The composition according to the invention is preferably formulated so as to be suitable for topical use. Knowing that, here, it is a question of protecting the skin from the effect of solar radiation, the forms with local application which appear appropriate are for example the emulsions Oil in Water (O / W) or Water in Oil (O / H), the latter having, as we know, the advantage of having a high absorption coefficient (between 40 and 80), and therefore potentially very good protective power. Thanks to its two phases, the emulsion makes it possible to incorporate both hydrophilic molecules and lipophilic molecules, an advantage which is used to combine different UV filters and thus increase the level of protection of sunscreen preparations. Here, ATT is strictly fat-soluble; however, in vivo, ATT is metabolized in animals as in humans to a phenolic compound by the liver, ΓΑΤΧ or 4-OH-anethole trithione (Li et al., J Pharm Biomed Anal, 2008, 47: 612- 617), which authorizes the synthesis of esters, a potential access route to water-soluble derivatives (examples: sulfate, hemisuccinate, phosphate, ethylidenephosphate, amino acid esters, etc.).

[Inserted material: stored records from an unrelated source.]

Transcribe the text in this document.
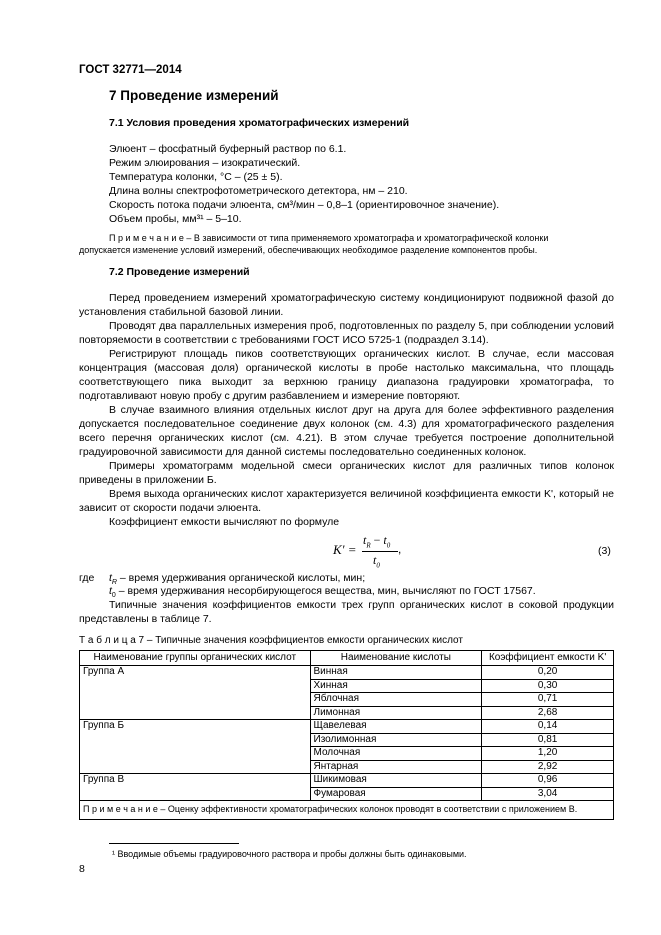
ГОСТ 32771—2014
7 Проведение измерений
7.1 Условия проведения хроматографических измерений
Элюент – фосфатный буферный раствор по 6.1.
Режим элюирования – изократический.
Температура колонки, °С – (25 ± 5).
Длина волны спектрофотометрического детектора, нм – 210.
Скорость потока подачи элюента, см³/мин – 0,8–1 (ориентировочное значение).
Объем пробы, мм³¹ – 5–10.
П р и м е ч а н и е – В зависимости от типа применяемого хроматографа и хроматографической колонки
допускается изменение условий измерений, обеспечивающих необходимое разделение компонентов пробы.
7.2 Проведение измерений
Перед проведением измерений хроматографическую систему кондиционируют подвижной фазой до установления стабильной базовой линии.
Проводят два параллельных измерения проб, подготовленных по разделу 5, при соблюдении условий повторяемости в соответствии с требованиями ГОСТ ИСО 5725-1 (подраздел 3.14).
Регистрируют площадь пиков соответствующих органических кислот. В случае, если массовая концентрация (массовая доля) органической кислоты в пробе настолько максимальна, что площадь соответствующего пика выходит за верхнюю границу диапазона градуировки хроматографа, то подготавливают новую пробу с другим разбавлением и измерение повторяют.
В случае взаимного влияния отдельных кислот друг на друга для более эффективного разделения допускается последовательное соединение двух колонок (см. 4.3) для хроматографического разделения всего перечня органических кислот (см. 4.21). В этом случае требуется построение дополнительной градуировочной зависимости для данной системы последовательно соединенных колонок.
Примеры хроматограмм модельной смеси органических кислот для различных типов колонок приведены в приложении Б.
Время выхода органических кислот характеризуется величиной коэффициента емкости K', который не зависит от скорости подачи элюента.
Коэффициент емкости вычисляют по формуле
K' =
$t_R - t_0$
$t_0$
,	(3)
где $t_R$ – время удерживания органической кислоты, мин;
$t_0$ – время удерживания несорбирующегося вещества, мин, вычисляют по ГОСТ 17567.
Типичные значения коэффициентов емкости трех групп органических кислот в соковой продукции представлены в таблице 7.
Т а б л и ц а 7 – Типичные значения коэффициентов емкости органических кислот
Наименование группы органических кислот	Наименование кислоты	Коэффициент емкости K'
Группа А	Винная	0,20
	Хинная	0,30
	Яблочная	0,71
	Лимонная	2,68
Группа Б	Щавелевая	0,14
	Изолимонная	0,81
	Молочная	1,20
	Янтарная	2,92
Группа В	Шикимовая	0,96
	Фумаровая	3,04
П р и м е ч а н и е – Оценку эффективности хроматографических колонок проводят в соответствии с приложением В.		
¹ Вводимые объемы градуировочного раствора и пробы должны быть одинаковыми.
8
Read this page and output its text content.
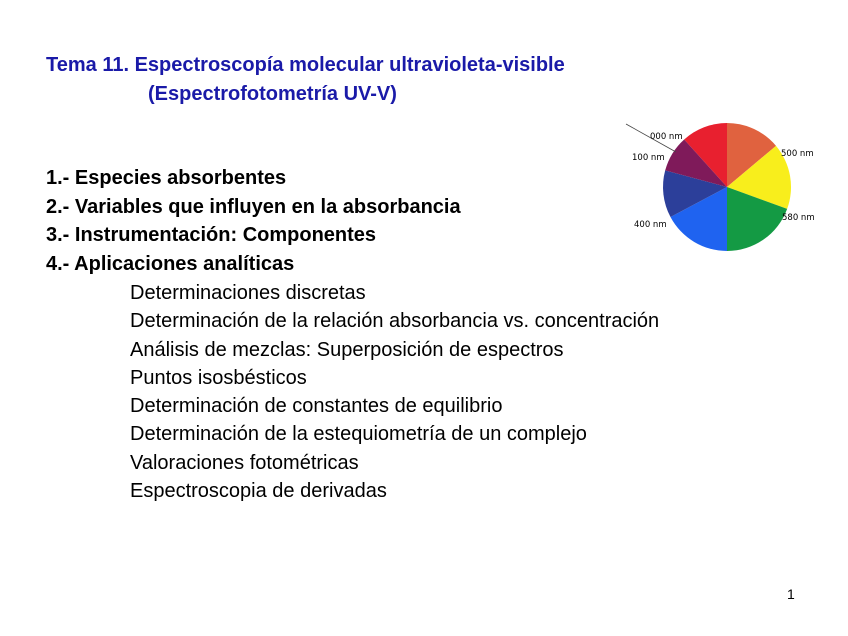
Tema 11. Espectroscopía molecular ultravioleta-visible
(Espectrofotometría UV-V)
1.- Especies absorbentes
2.- Variables que influyen en la absorbancia
3.- Instrumentación: Componentes
4.- Aplicaciones analíticas
Determinaciones discretas
Determinación de la relación absorbancia vs. concentración
Análisis de mezclas: Superposición de espectros
Puntos isosbésticos
Determinación de constantes de equilibrio
Determinación de la estequiometría de un complejo
Valoraciones fotométricas
Espectroscopia de derivadas
000 nm
100 nm
400 nm
500 nm
580 nm
1
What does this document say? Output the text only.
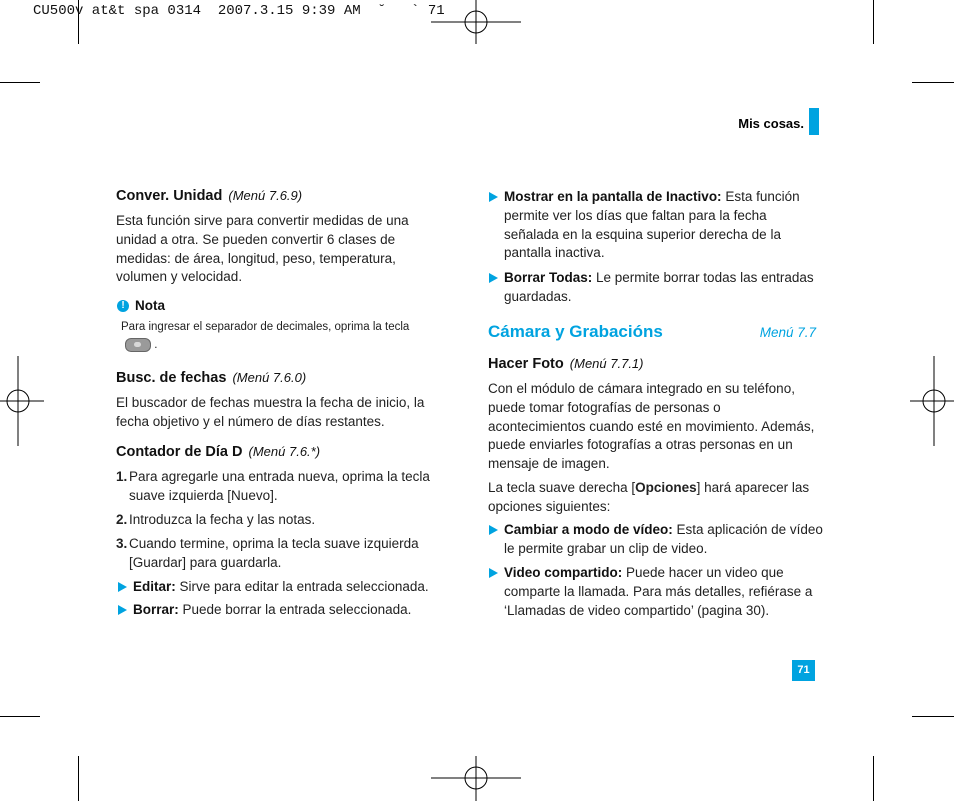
CU500v at&t spa 0314  2007.3.15 9:39 AM  ˘   ` 71
Mis cosas.
Conver. Unidad (Menú 7.6.9)
Esta función sirve para convertir medidas de una
unidad a otra. Se pueden convertir 6 clases de
medidas: de área, longitud, peso, temperatura,
volumen y velocidad.
! Nota
Para ingresar el separador de decimales, oprima la tecla
.
Busc. de fechas (Menú 7.6.0)
El buscador de fechas muestra la fecha de inicio, la
fecha objetivo y el número de días restantes.
Contador de Día D (Menú 7.6.*)
1. Para agregarle una entrada nueva, oprima la tecla
suave izquierda [Nuevo].
2. Introduzca la fecha y las notas.
3. Cuando termine, oprima la tecla suave izquierda
[Guardar] para guardarla.
Editar: Sirve para editar la entrada seleccionada.
Borrar: Puede borrar la entrada seleccionada.
Mostrar en la pantalla de Inactivo: Esta función
permite ver los días que faltan para la fecha
señalada en la esquina superior derecha de la
pantalla inactiva.
Borrar Todas: Le permite borrar todas las entradas
guardadas.
Cámara y Grabacións	Menú 7.7
Hacer Foto (Menú 7.7.1)
Con el módulo de cámara integrado en su teléfono,
puede tomar fotografías de personas o
acontecimientos cuando esté en movimiento. Además,
puede enviarles fotografías a otras personas en un
mensaje de imagen.
La tecla suave derecha [Opciones] hará aparecer las
opciones siguientes:
Cambiar a modo de vídeo: Esta aplicación de vídeo
le permite grabar un clip de video.
Video compartido: Puede hacer un video que
comparte la llamada. Para más detalles, refiérase a
‘Llamadas de video compartido’ (pagina 30).
71
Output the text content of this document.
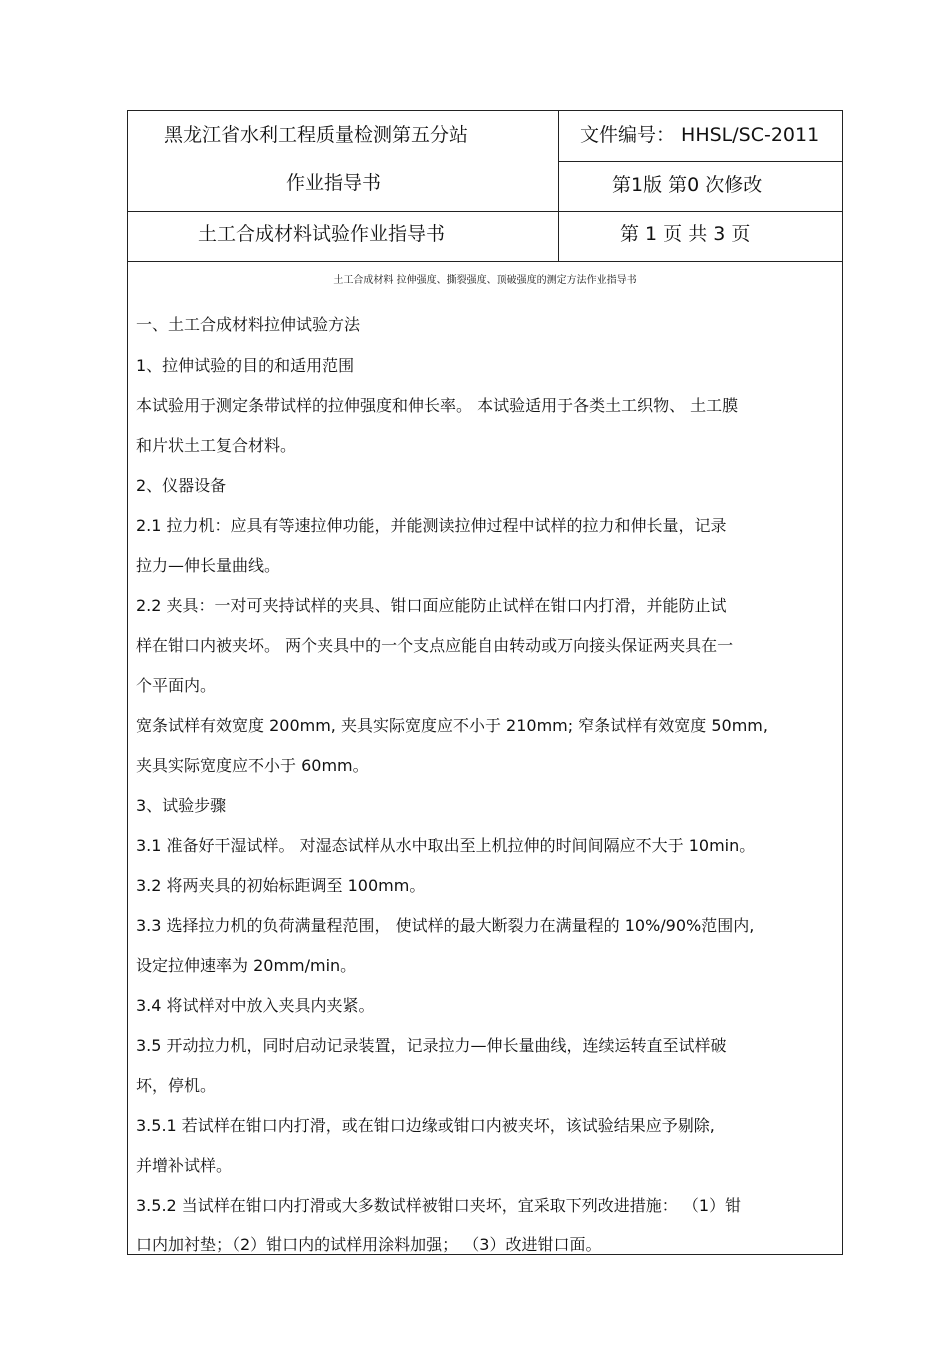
黑龙江省水利工程质量检测第五分站
作业指导书
土工合成材料试验作业指导书
文件编号： HHSL/SC-2011
第1版 第0 次修改
第 1 页 共 3 页
土工合成材料 拉伸强度、撕裂强度、顶破强度的测定方法作业指导书
一、土工合成材料拉伸试验方法
1、拉伸试验的目的和适用范围
本试验用于测定条带试样的拉伸强度和伸长率。 本试验适用于各类土工织物、 土工膜
和片状土工复合材料。
2、仪器设备
2.1 拉力机：应具有等速拉伸功能，并能测读拉伸过程中试样的拉力和伸长量，记录
拉力—伸长量曲线。
2.2 夹具：一对可夹持试样的夹具、钳口面应能防止试样在钳口内打滑，并能防止试
样在钳口内被夹坏。 两个夹具中的一个支点应能自由转动或万向接头保证两夹具在一
个平面内。
宽条试样有效宽度 200mm, 夹具实际宽度应不小于 210mm; 窄条试样有效宽度 50mm,
夹具实际宽度应不小于 60mm。
3、试验步骤
3.1 准备好干湿试样。 对湿态试样从水中取出至上机拉伸的时间间隔应不大于 10min。
3.2 将两夹具的初始标距调至 100mm。
3.3 选择拉力机的负荷满量程范围， 使试样的最大断裂力在满量程的 10%/90%范围内,
设定拉伸速率为 20mm/min。
3.4 将试样对中放入夹具内夹紧。
3.5 开动拉力机，同时启动记录装置，记录拉力—伸长量曲线，连续运转直至试样破
坏，停机。
3.5.1 若试样在钳口内打滑，或在钳口边缘或钳口内被夹坏，该试验结果应予剔除,
并增补试样。
3.5.2 当试样在钳口内打滑或大多数试样被钳口夹坏，宜采取下列改进措施： （1）钳
口内加衬垫；（2）钳口内的试样用涂料加强； （3）改进钳口面。
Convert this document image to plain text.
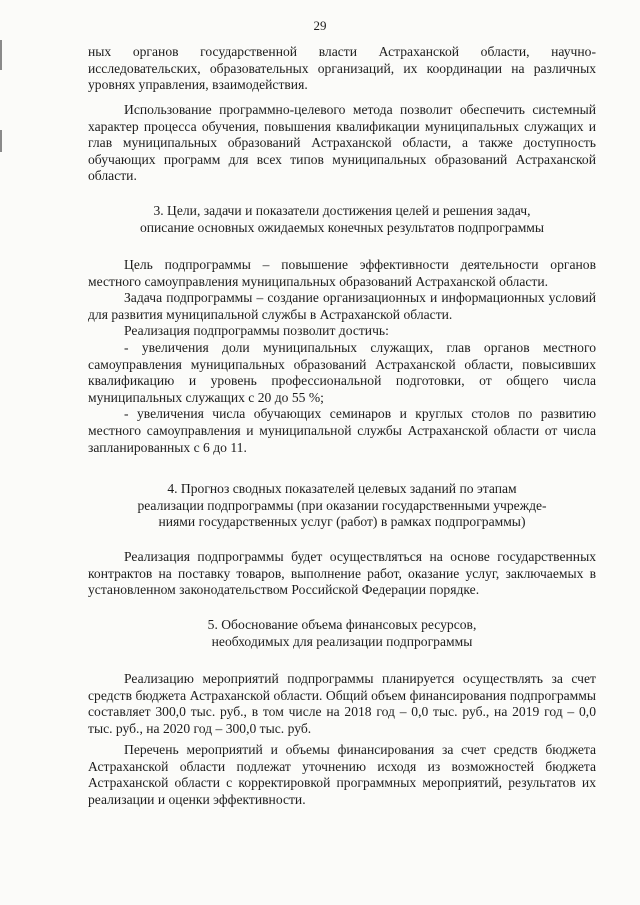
29

ных органов государственной власти Астраханской области, научно-исследовательских, образовательных организаций, их координации на различных уровнях управления, взаимодействия.

Использование программно-целевого метода позволит обеспечить системный характер процесса обучения, повышения квалификации муниципальных служащих и глав муниципальных образований Астраханской области, а также доступность обучающих программ для всех типов муниципальных образований Астраханской области.

3. Цели, задачи и показатели достижения целей и решения задач,

описание основных ожидаемых конечных результатов подпрограммы

Цель подпрограммы – повышение эффективности деятельности органов местного самоуправления муниципальных образований Астраханской области.

Задача подпрограммы – создание организационных и информационных условий для развития муниципальной службы в Астраханской области.

Реализация подпрограммы позволит достичь:

- увеличения доли муниципальных служащих, глав органов местного самоуправления муниципальных образований Астраханской области, повысивших квалификацию и уровень профессиональной подготовки, от общего числа муниципальных служащих с 20 до 55 %;

- увеличения числа обучающих семинаров и круглых столов по развитию местного самоуправления и муниципальной службы Астраханской области от числа запланированных с 6 до 11.

4. Прогноз сводных показателей целевых заданий по этапам

реализации подпрограммы (при оказании государственными учрежде-

ниями государственных услуг (работ) в рамках подпрограммы)

Реализация подпрограммы будет осуществляться на основе государственных контрактов на поставку товаров, выполнение работ, оказание услуг, заключаемых в установленном законодательством Российской Федерации порядке.

5. Обоснование объема финансовых ресурсов,

необходимых для реализации подпрограммы

Реализацию мероприятий подпрограммы планируется осуществлять за счет средств бюджета Астраханской области. Общий объем финансирования подпрограммы составляет 300,0 тыс. руб., в том числе на 2018 год – 0,0 тыс. руб., на 2019 год – 0,0 тыс. руб., на 2020 год – 300,0 тыс. руб.

Перечень мероприятий и объемы финансирования за счет средств бюджета Астраханской области подлежат уточнению исходя из возможностей бюджета Астраханской области с корректировкой программных мероприятий, результатов их реализации и оценки эффективности.
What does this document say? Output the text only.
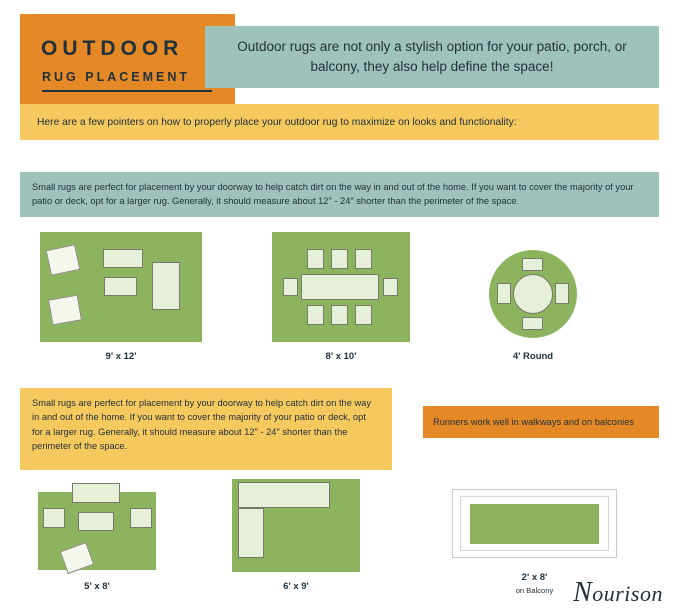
OUTDOOR
RUG PLACEMENT
Outdoor rugs are not only a stylish option for your patio, porch, or balcony, they also help define the space!
Here are a few pointers on how to properly place your outdoor rug to maximize on looks and functionality:
Small rugs are perfect for placement by your doorway to help catch dirt on the way in and out of the home. If you want to cover the majority of your patio or deck, opt for a larger rug. Generally, it should measure about 12" - 24" shorter than the perimeter of the space.
9' x 12'	8' x 10'	4' Round
Small rugs are perfect for placement by your doorway to help catch dirt on the way in and out of the home. If you want to cover the majority of your patio or deck, opt for a larger rug. Generally, it should measure about 12" - 24" shorter than the perimeter of the space.
Runners work well in walkways and on balconies
5' x 8'	6' x 9'
2' x 8'
on Balcony Nourison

In the prevention of UV-related damage, in particular of melanoma, oral administration of the inhibitor according to the invention could be proposed in addition to the topical application of a cream containing it. This approach would, at least partially, protect from the problems of compliance with local treatments, while strengthening their action.

Claims (7)

1. Specific inhibitor of ROS production of mitochondrial origin chosen from anethole trithione (ATT), 4-OH-anethole trithione (ATX) or an ATX ester or a combination of at least two of these molecules , for its use in the prevention of skin damage due to UV exposure and melanoma. 2. Inhibitor according to claim 1, for its use in the prevention of skin aging linked to UV exposure. 3. Composition for topical use comprising ΙΆΤΤ and ATX or an ATX ester or a combination of at least two of these molecules and excipients. 4. Composition according to claim 3, further comprising UVA and / or UVB filters and / or ROS trappers. 5. Composition according to one of claims 3 or 4, intended for cosmetic use. 6. Composition according to one of claims 3 or 4, for its use in the prevention of skin damage due to exposure to UV and melanomas. 7. Composition according to claim 6, for its use in the prevention of skin aging.